A friend (an academic, and not an architect) recently passed a book along to me that deserves a wider audience than it no doubt received. Hans Ibelings’ UNMODERN ARCHITECTURE: Contemporary Traditionalism in the Netherlands (NAI Publishers; from the Open Library) is a remarkably objective look at a phenomenon (or a fascination, as the series of which it’s part is called Fascinations) he posits as opposed to the subject of his previous book in the series, SUPERMODERNISM. Ibelings is certainly the only non-partisan architecture critic I’ve come across who can discuss the idea of traditionalism today in ways that are both sympathetic and properly critical (modernists and traditionalists tend to be mostly incapable of one or the other). I’ll let the author speak for himself, but suffice it to say he tackles important issues few have addressed to date, namely standards within tradition, traditionalism’s lack of historical consciousness, the problem of nostalgia, and the lack of real continuity in the tradition. Following are some excerpts:

Traditionalist architecture is like organic food. Once, there was nothing else, and the adjectives were unnecessary. Not anymore: it can no longer be taken for granted that something builds on tradition or is produced in an ecologically responsible way.

—p. 13

Breaking with traditions used to be evidence of radicalism. In the course of the twentieth century, however, innovation has become the norm to such an extent that it has become a new tradition. These days it requires more self-will to be a traditionalist than to surf along on the successive waves of what remains of avant-gardism.

—p. 19

The quality of something that builds on previous forms is much more difficult to gauge [than one that aspires to innovation]. For what should it be judged on if it is not innovative? If it is to be judged on what it represents within its own genre, then it is not only a question of the correct application of the rules, but also of the sense of (and talent for) composition, proportions, refinement in colour, use of materials and detailing. And this immediately sets the bar quite high. The imperfections of the unprecedented experiment can be muffled with the mantle of the love of experimentation, but anything that builds on tradition must measure up against great predecessors.

—p. 30

[F]or tradition, both to the traditionalists of that period (between the World Wars) and those of today, consists only of a vaguely identifiable architectonic past.
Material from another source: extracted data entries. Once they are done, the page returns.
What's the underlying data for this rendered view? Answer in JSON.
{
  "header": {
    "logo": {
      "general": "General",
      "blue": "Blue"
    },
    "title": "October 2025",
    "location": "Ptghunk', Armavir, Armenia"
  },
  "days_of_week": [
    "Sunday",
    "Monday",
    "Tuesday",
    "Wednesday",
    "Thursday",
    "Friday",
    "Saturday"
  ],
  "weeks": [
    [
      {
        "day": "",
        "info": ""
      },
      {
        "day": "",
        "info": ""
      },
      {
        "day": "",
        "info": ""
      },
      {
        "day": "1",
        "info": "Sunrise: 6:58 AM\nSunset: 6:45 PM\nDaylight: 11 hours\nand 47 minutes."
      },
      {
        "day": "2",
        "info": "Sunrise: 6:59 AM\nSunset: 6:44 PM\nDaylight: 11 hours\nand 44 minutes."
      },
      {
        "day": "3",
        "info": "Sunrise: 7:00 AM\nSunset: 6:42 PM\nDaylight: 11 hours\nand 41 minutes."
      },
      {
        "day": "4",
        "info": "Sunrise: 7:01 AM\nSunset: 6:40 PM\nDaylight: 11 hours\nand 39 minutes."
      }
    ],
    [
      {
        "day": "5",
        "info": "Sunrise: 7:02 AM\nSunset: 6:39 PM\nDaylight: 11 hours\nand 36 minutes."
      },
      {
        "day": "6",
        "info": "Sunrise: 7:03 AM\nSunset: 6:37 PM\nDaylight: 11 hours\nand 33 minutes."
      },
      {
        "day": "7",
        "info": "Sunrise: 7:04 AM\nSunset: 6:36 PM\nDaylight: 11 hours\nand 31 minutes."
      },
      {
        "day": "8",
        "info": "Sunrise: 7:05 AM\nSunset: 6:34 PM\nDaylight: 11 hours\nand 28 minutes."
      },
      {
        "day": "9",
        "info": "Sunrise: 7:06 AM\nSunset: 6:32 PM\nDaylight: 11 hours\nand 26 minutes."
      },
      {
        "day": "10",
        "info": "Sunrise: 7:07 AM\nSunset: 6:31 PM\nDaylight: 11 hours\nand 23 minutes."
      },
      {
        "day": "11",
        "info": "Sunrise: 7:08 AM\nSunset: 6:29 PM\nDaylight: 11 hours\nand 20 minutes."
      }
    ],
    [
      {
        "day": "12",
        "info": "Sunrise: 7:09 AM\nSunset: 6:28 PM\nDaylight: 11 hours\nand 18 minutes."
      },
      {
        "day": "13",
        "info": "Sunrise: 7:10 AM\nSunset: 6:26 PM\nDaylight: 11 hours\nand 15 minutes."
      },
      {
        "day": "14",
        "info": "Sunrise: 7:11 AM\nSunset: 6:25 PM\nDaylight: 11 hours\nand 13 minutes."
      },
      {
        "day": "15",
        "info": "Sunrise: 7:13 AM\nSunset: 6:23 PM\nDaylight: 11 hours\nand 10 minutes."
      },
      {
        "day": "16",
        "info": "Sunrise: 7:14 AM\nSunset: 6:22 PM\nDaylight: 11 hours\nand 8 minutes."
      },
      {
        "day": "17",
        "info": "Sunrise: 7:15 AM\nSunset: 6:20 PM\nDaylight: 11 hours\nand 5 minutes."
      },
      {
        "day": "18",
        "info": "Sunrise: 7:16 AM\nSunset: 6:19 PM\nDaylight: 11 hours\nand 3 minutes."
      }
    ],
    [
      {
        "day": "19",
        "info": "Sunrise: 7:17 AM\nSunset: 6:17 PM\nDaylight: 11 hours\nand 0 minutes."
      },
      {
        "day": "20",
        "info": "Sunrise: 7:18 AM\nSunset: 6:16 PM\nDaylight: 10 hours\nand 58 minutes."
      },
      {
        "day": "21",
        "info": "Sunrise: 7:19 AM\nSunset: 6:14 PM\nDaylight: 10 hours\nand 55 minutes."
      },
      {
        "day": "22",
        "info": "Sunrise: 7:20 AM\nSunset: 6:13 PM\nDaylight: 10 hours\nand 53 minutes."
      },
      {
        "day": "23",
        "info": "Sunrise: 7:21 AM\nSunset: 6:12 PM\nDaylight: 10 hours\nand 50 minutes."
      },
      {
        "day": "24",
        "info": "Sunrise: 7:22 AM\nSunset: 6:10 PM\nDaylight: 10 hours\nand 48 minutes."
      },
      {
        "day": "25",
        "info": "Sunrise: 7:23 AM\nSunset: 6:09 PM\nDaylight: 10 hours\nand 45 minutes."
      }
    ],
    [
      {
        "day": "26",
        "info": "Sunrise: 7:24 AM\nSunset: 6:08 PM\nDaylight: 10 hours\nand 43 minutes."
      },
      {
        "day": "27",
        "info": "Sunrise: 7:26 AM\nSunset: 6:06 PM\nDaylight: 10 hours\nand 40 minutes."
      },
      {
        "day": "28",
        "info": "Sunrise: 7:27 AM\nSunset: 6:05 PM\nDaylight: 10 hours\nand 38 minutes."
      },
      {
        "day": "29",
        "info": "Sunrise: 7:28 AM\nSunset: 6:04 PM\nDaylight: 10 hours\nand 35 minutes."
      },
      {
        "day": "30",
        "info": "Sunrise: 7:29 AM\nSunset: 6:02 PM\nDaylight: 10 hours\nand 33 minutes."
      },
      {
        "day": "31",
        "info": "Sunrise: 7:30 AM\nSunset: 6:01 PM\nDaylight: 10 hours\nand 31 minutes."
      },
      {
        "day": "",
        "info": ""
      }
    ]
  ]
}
That past encompasses on the one hand ‘ordinary’ architecture, indicated by the word vernacular, and on the other hand what can loosely be described as classic, timeless architecture.

—p. 47

The foundation of contemporary traditionalism in architecture and urban design lies in European post-modernism, which developed starting in the late 1960s. This is true not only of what is now taking place in Europe, but also of what is going on in the United States under the aegis of New Urbanism. Remarkably little attention is being paid to this in the United States. What’s more, the dominance of the United States has even led to the New Urbanism that took shape there in the early 1990s now being exported to Europe. (In this regard, New Urbanism is not much different from Starbucks, which has been trying to find a niche in the European market with an American interpretation of the European café).

—p. 55

Ibelings’ perceptive observations deserve to be read in full, but allow me to make an observation: the crux of his book hangs on the nature of “tradition,” or being “traditional” today, and the paradoxes, occasional hypocrisy, and inevitable shortcomings of that position he charts as well as its appealing aspects. I would say this: “traditional” is an essentially useless word to define what classicists like myself and a few others (Thomas Rajkovich being one) are about: traditionalism only attempts to distinguish itself from modernism, but embodies no standards or aspirations proper to itself. Instead, a humanist approach to the classical language privileges the rhetorical capacity of that language, valuing not only the rigor inherent in great past achievements but the capacity to say something new. If there is a vital cultural future in recovering our past capacity to build well, it is there and only there.